We don't know what trustees may have been thinking when they were negotiating this deal.
When contacted by the Tribune, WIU Board chair Polly Radosh and East Moline's Greg Aguilar, who was chair when trustees approved the contract, deferred questions to WIU spokeswoman Darcie Schinberg. She said via email, "The board determined the final agreement to be acceptable. Deliberations regarding the agreement cannot be further discussed as this is considered a personnel matter."
Schinberg also declined to comment further when we emailed her about the Tribune report.
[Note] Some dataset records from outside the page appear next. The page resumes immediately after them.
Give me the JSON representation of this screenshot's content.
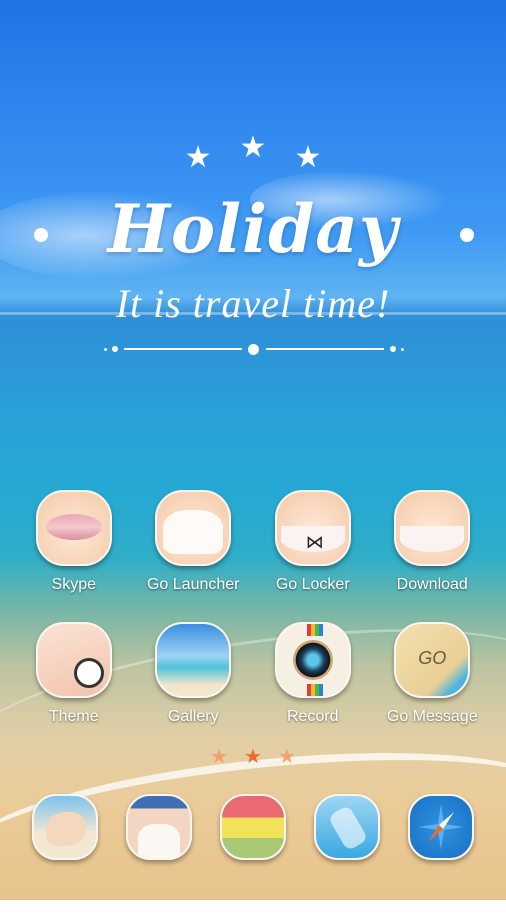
{
  "widget": {
    "stars": [
      "★",
      "★",
      "★"
    ],
    "title": "Holiday",
    "subtitle": "It is travel time!"
  },
  "apps": [
    {
      "label": "Skype",
      "icon": "lips-icon"
    },
    {
      "label": "Go Launcher",
      "icon": "bikini-top-icon"
    },
    {
      "label": "Go Locker",
      "icon": "bow-underwear-icon"
    },
    {
      "label": "Download",
      "icon": "bikini-bottom-icon"
    },
    {
      "label": "Theme",
      "icon": "manicure-icon"
    },
    {
      "label": "Gallery",
      "icon": "beach-photo-icon"
    },
    {
      "label": "Record",
      "icon": "camera-icon"
    },
    {
      "label": "Go Message",
      "icon": "sand-writing-icon"
    }
  ],
  "gomsg_text": "GO",
  "pager": {
    "pages": [
      "★",
      "★",
      "★"
    ],
    "active_index": 1
  },
  "dock": [
    {
      "icon": "seashell-icon"
    },
    {
      "icon": "swimsuit-woman-icon"
    },
    {
      "icon": "messages-icon"
    },
    {
      "icon": "message-bottle-icon"
    },
    {
      "icon": "compass-browser-icon"
    }
  ],
  "colors": {
    "sky": "#2f86ee",
    "sea": "#26a9d3",
    "sand": "#e8c38c",
    "pager_active": "#ee6a2c",
    "pager_inactive": "#f4a070"
  }
}
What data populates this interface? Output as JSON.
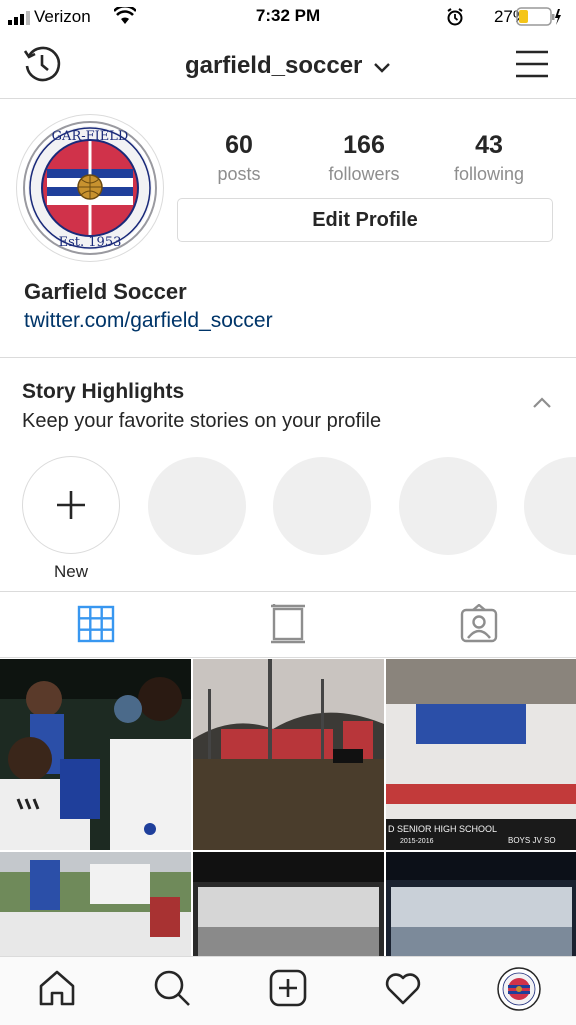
{
  "status": {
    "carrier": "Verizon",
    "time": "7:32 PM",
    "battery": "27%"
  },
  "header": {
    "username": "garfield_soccer"
  },
  "profile": {
    "avatar_text_top": "GAR-FIELD",
    "avatar_text_bottom": "Est. 1953",
    "posts": "60",
    "posts_label": "posts",
    "followers": "166",
    "followers_label": "followers",
    "following": "43",
    "following_label": "following",
    "edit_label": "Edit Profile",
    "full_name": "Garfield Soccer",
    "link": "twitter.com/garfield_soccer"
  },
  "highlights": {
    "title": "Story Highlights",
    "subtitle": "Keep your favorite stories on your profile",
    "new_label": "New"
  },
  "grid": {
    "photo3_caption_left": "D SENIOR HIGH SCHOOL",
    "photo3_caption_year": "2015-2016",
    "photo3_caption_right": "BOYS JV SO"
  },
  "icons": {
    "history": "history-icon",
    "dropdown": "chevron-down-icon",
    "menu": "hamburger-menu-icon",
    "grid": "grid-icon",
    "feed": "feed-icon",
    "tagged": "tagged-icon",
    "home": "home-icon",
    "search": "search-icon",
    "add": "add-post-icon",
    "activity": "heart-icon",
    "profile": "profile-avatar-icon"
  },
  "colors": {
    "link": "#003569",
    "accent": "#3897f0",
    "divider": "#dbdbdb",
    "battery": "#f5c518"
  }
}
Not everyone is as upset about the Thomas deal as we are. For example, Christopher Pynes, head of the faculty senate, told Rhodes, "That's the cost of doing business sometimes."
If so, we should redouble our efforts to change how business is done. To their credit, Illinois lawmakers tried to do so with this year's Government Severance Pay Act that limits payouts to 20 weeks of an employee's salary and requires schools to ink deals that deny severance if an employee is fired for misconduct. Because Thomas will remain as a tenured WIU faculty member and was not fired or accused of misconduct, the act doesn't apply to him.
We urge lawmakers to use Thomas' deal to address that and other loopholes in the new law.
Unfortunately, that won't do a thing about the Thomas deal that WIU and Illinoisans appear to be saddled with for the long haul.
The best we can hope for is that trustees will learn from it as they work to accomplish the most important duty before them: finding a leader who will make Western Illinois University the first, best choice for Illinois' brightest and best students.